= John Hare (MP died 1637) =

English politician

Sir John Hare (13 October 1603 – 4 November 1637), of Stow Bardolph, Norfolk, was an English politician.

Hare, the only son of Sir Ralph Hare (c1566-1623) and his first wife Mary, daughter of Edward Holmeden, was born on 13 October 1603. He was knighted on 4 December 1618 at Newmarket, Suffolk.

In 1620 Hare was the co-heir of his great-uncle Hugh Hare, receiving a large bequest along with a cousin, Hugh. Around the same time he married Elizabeth, eldest daughter of Thomas Coventry, then solicitor general and later lord keeper.
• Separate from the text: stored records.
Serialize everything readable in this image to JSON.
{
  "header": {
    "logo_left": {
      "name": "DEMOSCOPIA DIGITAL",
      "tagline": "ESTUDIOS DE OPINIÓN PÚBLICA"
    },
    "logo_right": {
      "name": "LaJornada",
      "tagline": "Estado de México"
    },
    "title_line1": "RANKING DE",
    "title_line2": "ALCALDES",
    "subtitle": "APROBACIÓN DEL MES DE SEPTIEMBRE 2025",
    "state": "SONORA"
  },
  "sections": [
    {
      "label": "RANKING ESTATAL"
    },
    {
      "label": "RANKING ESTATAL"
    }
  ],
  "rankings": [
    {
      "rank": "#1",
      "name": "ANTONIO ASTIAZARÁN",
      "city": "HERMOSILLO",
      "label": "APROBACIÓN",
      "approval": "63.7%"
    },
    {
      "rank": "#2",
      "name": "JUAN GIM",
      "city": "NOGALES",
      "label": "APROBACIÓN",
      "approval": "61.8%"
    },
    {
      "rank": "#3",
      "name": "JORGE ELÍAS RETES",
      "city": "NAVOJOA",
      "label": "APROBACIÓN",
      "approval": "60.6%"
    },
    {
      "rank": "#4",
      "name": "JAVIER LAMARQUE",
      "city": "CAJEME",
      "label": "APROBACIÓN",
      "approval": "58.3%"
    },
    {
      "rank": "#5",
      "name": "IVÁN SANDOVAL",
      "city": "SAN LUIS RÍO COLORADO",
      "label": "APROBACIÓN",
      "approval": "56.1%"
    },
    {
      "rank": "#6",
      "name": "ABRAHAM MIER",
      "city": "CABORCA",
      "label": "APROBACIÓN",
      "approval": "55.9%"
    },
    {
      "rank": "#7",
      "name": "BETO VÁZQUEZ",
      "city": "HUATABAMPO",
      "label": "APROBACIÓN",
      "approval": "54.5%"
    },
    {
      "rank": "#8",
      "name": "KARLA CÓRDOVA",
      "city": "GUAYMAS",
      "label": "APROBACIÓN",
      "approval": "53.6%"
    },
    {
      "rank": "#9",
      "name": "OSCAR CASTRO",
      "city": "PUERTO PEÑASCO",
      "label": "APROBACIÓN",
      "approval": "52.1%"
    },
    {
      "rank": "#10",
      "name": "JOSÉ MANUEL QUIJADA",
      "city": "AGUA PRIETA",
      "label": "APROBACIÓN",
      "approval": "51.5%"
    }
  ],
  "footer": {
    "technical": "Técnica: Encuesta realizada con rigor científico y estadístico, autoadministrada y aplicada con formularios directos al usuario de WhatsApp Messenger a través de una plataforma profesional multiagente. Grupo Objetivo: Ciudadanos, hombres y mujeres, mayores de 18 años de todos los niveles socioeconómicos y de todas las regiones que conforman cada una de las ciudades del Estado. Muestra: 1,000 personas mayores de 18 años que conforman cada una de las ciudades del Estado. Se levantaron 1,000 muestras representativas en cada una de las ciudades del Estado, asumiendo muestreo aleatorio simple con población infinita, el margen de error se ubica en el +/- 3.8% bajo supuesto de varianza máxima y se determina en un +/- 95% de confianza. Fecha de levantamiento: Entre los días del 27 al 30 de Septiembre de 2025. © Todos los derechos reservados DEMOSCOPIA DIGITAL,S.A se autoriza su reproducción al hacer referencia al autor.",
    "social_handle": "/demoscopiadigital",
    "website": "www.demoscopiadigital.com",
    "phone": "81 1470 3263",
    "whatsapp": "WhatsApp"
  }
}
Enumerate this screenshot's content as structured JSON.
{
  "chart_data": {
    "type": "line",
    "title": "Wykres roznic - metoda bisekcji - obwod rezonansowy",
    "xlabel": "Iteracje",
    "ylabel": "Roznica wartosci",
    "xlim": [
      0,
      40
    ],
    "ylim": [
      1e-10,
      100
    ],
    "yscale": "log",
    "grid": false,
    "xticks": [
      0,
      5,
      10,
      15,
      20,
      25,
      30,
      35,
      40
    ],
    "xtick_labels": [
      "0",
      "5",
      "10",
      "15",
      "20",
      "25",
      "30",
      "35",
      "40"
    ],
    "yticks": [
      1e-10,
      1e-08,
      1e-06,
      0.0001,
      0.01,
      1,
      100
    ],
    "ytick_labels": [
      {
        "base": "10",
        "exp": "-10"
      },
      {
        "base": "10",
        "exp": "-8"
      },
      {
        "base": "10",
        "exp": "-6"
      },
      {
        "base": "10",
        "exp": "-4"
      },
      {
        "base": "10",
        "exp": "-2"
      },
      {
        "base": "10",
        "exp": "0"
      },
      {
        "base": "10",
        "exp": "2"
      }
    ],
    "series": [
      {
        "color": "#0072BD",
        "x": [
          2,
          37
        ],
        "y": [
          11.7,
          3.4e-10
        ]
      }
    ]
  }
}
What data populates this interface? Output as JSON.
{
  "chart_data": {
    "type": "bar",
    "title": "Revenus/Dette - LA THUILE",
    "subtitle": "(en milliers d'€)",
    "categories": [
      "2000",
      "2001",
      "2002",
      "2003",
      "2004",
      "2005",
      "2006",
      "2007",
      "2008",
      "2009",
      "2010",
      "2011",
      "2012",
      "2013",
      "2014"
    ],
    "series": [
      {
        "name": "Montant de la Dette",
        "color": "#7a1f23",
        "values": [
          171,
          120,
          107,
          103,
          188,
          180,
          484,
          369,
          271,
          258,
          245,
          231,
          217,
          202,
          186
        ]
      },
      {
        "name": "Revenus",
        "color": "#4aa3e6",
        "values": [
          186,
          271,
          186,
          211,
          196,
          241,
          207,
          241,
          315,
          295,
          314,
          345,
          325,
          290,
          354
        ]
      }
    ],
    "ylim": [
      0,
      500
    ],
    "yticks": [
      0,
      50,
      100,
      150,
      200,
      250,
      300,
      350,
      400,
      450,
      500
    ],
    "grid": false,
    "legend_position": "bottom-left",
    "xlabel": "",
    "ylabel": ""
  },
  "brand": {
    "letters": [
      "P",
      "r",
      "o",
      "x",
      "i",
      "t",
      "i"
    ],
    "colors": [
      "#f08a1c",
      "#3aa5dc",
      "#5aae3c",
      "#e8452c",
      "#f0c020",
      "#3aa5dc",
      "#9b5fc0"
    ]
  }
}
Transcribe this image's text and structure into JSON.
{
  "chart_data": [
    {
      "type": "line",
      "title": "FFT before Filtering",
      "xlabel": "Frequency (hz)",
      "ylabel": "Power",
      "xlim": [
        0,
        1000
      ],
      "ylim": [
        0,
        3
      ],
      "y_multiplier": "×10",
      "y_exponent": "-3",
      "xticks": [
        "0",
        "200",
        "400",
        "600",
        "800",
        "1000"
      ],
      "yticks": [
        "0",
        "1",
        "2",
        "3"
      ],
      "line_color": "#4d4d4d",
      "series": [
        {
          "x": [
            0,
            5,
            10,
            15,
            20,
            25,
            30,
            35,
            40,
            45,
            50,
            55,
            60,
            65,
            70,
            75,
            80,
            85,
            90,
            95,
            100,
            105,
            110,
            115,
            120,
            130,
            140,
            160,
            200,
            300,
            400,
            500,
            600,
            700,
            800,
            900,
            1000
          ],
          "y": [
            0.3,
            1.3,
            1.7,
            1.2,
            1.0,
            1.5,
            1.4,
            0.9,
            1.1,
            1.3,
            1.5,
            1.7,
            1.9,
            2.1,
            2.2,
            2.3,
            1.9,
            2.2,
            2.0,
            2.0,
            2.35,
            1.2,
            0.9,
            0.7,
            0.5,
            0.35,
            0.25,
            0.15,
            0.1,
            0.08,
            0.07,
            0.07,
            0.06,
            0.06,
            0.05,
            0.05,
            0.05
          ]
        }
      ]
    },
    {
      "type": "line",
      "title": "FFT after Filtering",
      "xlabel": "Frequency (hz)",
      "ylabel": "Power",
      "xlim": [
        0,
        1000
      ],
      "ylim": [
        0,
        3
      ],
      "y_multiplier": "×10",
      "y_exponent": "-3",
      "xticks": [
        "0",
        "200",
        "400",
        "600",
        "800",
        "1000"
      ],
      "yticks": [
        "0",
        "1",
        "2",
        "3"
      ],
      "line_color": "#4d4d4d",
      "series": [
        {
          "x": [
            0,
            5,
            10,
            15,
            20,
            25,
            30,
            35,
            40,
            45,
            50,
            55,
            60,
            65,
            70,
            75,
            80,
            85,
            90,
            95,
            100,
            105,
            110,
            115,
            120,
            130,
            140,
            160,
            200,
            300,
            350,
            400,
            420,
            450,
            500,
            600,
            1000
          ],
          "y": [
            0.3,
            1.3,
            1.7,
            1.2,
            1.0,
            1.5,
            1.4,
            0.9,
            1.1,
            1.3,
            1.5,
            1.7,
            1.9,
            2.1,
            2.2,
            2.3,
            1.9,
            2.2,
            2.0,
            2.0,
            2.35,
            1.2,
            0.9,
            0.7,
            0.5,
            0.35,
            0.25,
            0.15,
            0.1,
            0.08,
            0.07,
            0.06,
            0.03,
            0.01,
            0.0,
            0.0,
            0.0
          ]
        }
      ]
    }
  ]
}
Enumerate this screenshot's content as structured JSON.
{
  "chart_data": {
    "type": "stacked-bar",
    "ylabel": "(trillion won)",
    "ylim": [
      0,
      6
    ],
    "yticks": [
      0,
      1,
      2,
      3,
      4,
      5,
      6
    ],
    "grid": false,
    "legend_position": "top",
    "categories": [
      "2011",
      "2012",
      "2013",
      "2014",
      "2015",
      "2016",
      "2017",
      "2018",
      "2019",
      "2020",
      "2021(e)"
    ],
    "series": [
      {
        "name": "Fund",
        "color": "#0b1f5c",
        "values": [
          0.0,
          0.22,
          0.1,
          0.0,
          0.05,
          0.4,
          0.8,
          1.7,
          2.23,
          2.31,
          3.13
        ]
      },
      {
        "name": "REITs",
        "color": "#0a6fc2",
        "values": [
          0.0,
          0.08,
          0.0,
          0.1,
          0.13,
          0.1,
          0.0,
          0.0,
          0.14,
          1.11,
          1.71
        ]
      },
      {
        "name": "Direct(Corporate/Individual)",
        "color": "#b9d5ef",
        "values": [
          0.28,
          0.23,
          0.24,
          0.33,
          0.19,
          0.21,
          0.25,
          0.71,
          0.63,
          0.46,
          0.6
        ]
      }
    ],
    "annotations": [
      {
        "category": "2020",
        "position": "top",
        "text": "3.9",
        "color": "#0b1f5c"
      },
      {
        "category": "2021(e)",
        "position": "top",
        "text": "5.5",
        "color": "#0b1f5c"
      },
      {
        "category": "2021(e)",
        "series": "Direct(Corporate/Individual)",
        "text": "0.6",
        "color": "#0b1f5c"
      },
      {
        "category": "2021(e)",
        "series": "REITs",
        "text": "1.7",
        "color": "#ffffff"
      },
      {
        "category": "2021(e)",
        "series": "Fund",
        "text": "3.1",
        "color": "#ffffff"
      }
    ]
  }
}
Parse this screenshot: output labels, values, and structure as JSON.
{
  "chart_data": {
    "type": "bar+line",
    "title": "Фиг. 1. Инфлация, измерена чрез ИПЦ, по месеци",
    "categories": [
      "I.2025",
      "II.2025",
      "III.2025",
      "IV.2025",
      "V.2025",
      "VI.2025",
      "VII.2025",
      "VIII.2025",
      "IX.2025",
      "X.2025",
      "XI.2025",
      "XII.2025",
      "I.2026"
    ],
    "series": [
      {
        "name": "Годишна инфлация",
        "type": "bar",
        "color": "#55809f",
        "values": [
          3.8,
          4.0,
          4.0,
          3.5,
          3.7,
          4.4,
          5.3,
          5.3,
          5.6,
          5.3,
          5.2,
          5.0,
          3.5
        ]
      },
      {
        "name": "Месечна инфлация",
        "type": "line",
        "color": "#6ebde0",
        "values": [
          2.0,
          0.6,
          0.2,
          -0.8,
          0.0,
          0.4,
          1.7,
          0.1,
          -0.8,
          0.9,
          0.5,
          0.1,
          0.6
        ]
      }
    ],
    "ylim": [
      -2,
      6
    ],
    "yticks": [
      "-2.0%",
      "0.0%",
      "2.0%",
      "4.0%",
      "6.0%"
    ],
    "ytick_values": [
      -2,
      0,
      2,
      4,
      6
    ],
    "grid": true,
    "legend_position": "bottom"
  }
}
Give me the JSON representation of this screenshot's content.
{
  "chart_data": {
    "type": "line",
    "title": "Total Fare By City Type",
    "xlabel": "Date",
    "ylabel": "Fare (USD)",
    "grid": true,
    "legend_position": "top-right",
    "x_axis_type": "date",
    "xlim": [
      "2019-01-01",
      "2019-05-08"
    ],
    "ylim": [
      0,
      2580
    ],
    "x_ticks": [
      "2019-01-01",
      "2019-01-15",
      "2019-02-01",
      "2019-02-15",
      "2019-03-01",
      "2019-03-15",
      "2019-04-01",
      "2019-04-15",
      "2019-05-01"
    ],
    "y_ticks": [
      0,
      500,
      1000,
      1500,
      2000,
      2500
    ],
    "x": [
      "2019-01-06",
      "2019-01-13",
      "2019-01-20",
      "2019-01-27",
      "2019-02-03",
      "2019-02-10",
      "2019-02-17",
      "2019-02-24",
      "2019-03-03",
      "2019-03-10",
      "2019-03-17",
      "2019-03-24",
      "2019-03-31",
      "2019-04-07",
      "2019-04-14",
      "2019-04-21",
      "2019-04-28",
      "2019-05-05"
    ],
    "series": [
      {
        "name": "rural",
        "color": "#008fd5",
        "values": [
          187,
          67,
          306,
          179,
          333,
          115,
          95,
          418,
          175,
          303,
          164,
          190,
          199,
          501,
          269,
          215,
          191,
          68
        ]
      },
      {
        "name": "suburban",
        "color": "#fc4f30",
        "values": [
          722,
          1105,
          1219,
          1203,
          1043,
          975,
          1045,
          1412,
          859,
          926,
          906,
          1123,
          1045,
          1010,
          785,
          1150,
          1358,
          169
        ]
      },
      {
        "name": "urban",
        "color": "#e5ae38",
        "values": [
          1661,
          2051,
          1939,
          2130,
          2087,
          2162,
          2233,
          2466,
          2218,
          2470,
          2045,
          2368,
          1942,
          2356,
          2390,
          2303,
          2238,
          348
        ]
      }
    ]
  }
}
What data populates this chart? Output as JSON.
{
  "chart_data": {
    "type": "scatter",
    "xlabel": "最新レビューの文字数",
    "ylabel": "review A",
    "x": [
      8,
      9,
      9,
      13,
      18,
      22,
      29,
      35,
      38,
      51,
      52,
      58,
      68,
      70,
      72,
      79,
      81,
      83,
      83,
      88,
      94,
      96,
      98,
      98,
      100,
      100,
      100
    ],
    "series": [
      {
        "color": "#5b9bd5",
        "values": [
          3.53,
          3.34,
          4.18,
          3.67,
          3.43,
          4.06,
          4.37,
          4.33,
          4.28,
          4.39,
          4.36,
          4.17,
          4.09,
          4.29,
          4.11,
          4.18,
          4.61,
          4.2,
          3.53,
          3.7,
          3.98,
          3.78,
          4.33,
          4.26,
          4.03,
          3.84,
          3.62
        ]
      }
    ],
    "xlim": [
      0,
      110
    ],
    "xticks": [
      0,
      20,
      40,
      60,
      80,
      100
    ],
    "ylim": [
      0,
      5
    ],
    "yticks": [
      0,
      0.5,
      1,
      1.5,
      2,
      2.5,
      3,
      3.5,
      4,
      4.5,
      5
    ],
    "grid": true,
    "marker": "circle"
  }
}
On the death of his father in 1623 he inherited Stow Bardolph.

Hare was a Member (MP) of the Parliament of England for Aylesbury in 1625, for Evesham in 1626 and for King's Lynn in 1628. His connection with Aylesbury is unknown, his father-in-law presumably influenced his election for Evesham and his own local standing that for King's Lynn. He was not particularly active in Parliament, although he was active in local government and in the militia.

Hare and his wife had a large family, including:
- Sir Ralph Hare, 1st Baronet
- John married Susan, daughter and co-heir of John Walpole esq. of Broomsthorpe, Norfolk
- Nicholas married Catherine, daughter of William Gery of Bushmead Priory, Bedfordshire
- Elizabeth (d. 1699) married 1) Woolley Leigh (d. 1644) of Addington, Surrey & 2) Sir John Lowther of Ackworth, West Yorkshire
- Anne married Sir John Sydenham baronet of Brympton, Somerset
- Mary married Thomas Savage esq. of Elmley Castle, Worcestershire
- Susan married Thomas Barrow
- Sarah married John Earle of Heydon, Norfolk
- Margaret married John Corrance of Rendlesham, Sussex

He died on 4 November 1637. He left most of his lands to his eldest son, Ralph, but his younger sons were all given lands and seven daughters were also provided for. He was buried in the church at Stow Bardolph, Norfolk, where he had erected a memorial chapel for his family in 1624.